Aim and objectives To explore and evaluate the national perception of a non-member state about the EU response to the COVID-19 pandemic, EU competences and budget, satisfaction with EU measures, solidarity among member and non-member states and personal circumstances and financial consequences of COVID-19. A survey was conducted (August–September 2020) in 164 randomly selected participants, aged 18–64 years.
Material and methods The questionnaire consisted of eight adapted questions from the European Parliament specific survey ‘Public opinion in the EU in time of coronavirus crisis 2’. The interviews were conducted by telephone.

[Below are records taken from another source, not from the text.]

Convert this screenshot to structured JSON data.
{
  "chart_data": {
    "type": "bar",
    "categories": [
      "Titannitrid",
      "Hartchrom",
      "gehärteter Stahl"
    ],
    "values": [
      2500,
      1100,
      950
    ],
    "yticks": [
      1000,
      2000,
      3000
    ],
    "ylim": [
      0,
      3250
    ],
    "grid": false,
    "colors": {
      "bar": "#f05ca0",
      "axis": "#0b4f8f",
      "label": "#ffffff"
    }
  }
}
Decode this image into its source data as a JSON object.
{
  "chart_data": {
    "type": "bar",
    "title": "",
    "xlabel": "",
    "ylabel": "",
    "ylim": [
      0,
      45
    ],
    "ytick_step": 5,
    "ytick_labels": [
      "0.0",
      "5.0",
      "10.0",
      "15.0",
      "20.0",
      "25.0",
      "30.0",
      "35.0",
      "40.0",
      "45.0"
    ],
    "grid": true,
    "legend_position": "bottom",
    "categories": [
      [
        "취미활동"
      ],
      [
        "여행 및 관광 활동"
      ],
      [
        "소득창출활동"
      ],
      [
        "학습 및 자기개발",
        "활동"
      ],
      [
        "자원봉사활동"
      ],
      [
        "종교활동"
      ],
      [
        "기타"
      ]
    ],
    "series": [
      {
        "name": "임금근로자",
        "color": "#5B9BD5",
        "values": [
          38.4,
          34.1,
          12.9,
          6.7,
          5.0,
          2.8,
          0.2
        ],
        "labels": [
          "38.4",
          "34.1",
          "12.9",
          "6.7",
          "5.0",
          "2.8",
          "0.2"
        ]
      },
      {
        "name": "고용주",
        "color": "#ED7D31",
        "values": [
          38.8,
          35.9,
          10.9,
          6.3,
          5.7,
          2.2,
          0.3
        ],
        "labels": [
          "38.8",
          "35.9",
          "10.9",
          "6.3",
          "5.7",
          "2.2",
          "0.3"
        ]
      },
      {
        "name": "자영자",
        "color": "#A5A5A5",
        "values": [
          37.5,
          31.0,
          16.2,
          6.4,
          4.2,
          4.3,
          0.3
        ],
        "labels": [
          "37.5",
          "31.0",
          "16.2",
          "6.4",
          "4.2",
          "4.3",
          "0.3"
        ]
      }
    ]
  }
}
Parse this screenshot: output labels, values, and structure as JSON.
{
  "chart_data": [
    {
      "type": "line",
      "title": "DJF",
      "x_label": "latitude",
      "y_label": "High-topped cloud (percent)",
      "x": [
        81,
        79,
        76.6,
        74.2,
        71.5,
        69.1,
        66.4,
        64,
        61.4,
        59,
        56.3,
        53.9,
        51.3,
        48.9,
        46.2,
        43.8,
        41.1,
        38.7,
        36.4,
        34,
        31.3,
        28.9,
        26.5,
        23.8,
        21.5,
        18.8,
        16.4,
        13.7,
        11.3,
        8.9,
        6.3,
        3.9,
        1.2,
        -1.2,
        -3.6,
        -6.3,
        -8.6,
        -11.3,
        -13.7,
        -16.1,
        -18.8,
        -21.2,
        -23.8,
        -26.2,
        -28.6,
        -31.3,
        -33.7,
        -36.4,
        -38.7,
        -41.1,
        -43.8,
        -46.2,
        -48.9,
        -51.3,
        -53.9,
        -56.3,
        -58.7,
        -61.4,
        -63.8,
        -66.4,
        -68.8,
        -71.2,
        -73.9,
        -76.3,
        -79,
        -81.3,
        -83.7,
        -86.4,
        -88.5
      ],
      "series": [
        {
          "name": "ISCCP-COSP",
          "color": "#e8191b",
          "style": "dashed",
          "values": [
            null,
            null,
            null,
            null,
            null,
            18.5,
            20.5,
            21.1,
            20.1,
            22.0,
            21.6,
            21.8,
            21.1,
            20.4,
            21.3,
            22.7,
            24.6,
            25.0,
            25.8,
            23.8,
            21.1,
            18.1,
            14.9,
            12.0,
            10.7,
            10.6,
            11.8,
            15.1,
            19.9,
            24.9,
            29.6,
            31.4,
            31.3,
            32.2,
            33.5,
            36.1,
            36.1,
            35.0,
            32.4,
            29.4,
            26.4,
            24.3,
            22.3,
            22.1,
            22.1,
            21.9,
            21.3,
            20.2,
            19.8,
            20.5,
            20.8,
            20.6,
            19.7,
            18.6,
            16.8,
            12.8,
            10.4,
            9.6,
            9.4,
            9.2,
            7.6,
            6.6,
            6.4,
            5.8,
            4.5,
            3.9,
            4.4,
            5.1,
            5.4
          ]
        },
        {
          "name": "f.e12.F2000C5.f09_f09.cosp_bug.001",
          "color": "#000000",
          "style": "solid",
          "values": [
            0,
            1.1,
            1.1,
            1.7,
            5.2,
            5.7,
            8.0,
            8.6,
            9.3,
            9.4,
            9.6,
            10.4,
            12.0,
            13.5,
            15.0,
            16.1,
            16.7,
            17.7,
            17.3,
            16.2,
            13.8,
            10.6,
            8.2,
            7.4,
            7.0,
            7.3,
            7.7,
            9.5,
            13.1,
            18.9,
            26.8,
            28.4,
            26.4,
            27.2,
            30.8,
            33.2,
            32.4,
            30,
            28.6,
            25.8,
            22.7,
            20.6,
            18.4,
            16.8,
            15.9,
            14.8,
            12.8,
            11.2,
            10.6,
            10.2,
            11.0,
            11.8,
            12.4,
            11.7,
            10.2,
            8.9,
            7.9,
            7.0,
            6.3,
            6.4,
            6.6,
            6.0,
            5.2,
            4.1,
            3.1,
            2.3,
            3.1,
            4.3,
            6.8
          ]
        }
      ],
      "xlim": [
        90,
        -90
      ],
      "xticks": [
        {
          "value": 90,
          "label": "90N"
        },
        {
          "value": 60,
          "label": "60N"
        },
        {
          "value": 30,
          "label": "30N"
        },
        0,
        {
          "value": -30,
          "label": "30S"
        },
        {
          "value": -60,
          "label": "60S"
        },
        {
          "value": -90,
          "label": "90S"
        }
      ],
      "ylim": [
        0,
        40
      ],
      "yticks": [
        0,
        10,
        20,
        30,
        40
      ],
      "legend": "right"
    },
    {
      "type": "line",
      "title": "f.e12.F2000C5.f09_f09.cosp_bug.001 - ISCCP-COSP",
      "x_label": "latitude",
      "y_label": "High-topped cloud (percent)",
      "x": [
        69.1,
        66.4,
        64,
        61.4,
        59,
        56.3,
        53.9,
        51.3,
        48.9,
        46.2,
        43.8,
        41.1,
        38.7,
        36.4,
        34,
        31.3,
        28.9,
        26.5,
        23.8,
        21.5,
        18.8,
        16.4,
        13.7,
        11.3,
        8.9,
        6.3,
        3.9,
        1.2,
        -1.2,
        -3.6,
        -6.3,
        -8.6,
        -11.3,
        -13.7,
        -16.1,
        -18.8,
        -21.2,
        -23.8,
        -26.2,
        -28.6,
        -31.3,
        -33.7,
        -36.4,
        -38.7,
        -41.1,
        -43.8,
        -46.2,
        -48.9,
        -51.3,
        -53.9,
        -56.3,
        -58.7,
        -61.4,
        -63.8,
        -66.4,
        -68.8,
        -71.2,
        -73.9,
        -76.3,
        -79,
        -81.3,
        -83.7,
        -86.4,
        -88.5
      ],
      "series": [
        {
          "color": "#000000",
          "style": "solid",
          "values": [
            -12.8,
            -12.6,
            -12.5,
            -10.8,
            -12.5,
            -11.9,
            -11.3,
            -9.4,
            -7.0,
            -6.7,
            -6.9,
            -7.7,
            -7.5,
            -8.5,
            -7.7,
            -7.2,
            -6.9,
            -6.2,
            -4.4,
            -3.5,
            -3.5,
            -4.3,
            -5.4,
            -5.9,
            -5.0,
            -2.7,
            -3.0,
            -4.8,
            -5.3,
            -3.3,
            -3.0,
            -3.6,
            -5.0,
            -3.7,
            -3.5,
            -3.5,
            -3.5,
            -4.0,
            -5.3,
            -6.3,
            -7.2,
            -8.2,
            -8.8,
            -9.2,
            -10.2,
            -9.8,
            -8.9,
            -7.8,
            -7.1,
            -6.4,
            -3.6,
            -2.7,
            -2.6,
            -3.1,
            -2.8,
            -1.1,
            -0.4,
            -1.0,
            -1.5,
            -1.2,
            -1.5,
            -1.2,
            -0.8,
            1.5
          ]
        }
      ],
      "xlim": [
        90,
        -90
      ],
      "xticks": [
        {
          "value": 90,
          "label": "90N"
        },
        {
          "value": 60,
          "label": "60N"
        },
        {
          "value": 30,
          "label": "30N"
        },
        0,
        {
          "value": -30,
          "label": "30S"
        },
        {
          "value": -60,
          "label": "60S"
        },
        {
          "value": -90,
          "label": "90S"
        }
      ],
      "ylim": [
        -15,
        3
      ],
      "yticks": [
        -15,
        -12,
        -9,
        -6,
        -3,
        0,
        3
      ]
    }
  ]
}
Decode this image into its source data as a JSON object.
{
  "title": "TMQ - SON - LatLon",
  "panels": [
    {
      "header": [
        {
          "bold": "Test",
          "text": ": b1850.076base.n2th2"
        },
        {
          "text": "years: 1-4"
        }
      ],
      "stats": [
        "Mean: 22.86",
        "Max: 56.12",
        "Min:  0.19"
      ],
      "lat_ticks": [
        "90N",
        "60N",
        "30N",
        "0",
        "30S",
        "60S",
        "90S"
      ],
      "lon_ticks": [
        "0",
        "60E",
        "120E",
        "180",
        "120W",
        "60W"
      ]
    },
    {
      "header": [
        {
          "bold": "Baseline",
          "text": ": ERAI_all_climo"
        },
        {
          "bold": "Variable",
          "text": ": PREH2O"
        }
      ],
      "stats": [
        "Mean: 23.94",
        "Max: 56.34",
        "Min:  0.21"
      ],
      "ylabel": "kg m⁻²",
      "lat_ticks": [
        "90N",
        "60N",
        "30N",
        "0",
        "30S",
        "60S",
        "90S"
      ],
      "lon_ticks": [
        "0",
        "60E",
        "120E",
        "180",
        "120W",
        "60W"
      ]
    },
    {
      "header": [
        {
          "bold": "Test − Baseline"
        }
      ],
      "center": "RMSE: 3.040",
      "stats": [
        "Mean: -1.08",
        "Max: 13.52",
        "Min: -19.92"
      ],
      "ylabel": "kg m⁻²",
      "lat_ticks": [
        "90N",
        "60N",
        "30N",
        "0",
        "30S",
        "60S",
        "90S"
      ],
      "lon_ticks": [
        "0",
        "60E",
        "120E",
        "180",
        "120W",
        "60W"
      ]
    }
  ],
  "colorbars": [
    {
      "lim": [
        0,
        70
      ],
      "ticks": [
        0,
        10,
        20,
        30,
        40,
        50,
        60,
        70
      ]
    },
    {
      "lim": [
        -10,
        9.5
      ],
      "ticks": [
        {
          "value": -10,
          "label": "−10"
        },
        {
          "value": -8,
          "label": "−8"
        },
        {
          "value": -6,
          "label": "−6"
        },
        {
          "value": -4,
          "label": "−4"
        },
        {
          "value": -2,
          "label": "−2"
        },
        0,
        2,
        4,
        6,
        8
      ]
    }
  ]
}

Results Around 63% of respondents had heard that the EU proposed various measures to fight the consequences of the COVID-19 pandemic, but more than half (57%) did not know what they were. Of those who were familiar with them, 40% reported satisfaction. Most respondents (72%) were not satisfied with the solidarity among EU and non-EU member states. Asked about the policy fields where this enlarged budget should be spent, public health was a priority (65%), followed by economic recovery and new opportunities for businesses (53%), and employment and social affairs (41%). A clear majority (79%) supported a larger budget to fight COVID-19. 75% of respondents reported experiencing personal financial difficulties. The feelings that best described their current emotional state were uncertainty (63%), helplessness (32%), fear (23%), hope (43%) and confidence (28%).
Conclusion and relevance Public opinion in the time of COVID-19 did not differ significantly from the opinion of European citizens. However, most respondents were not satisfied with the solidarity among EU and non-EU member states. Personal financial difficulties remain significant.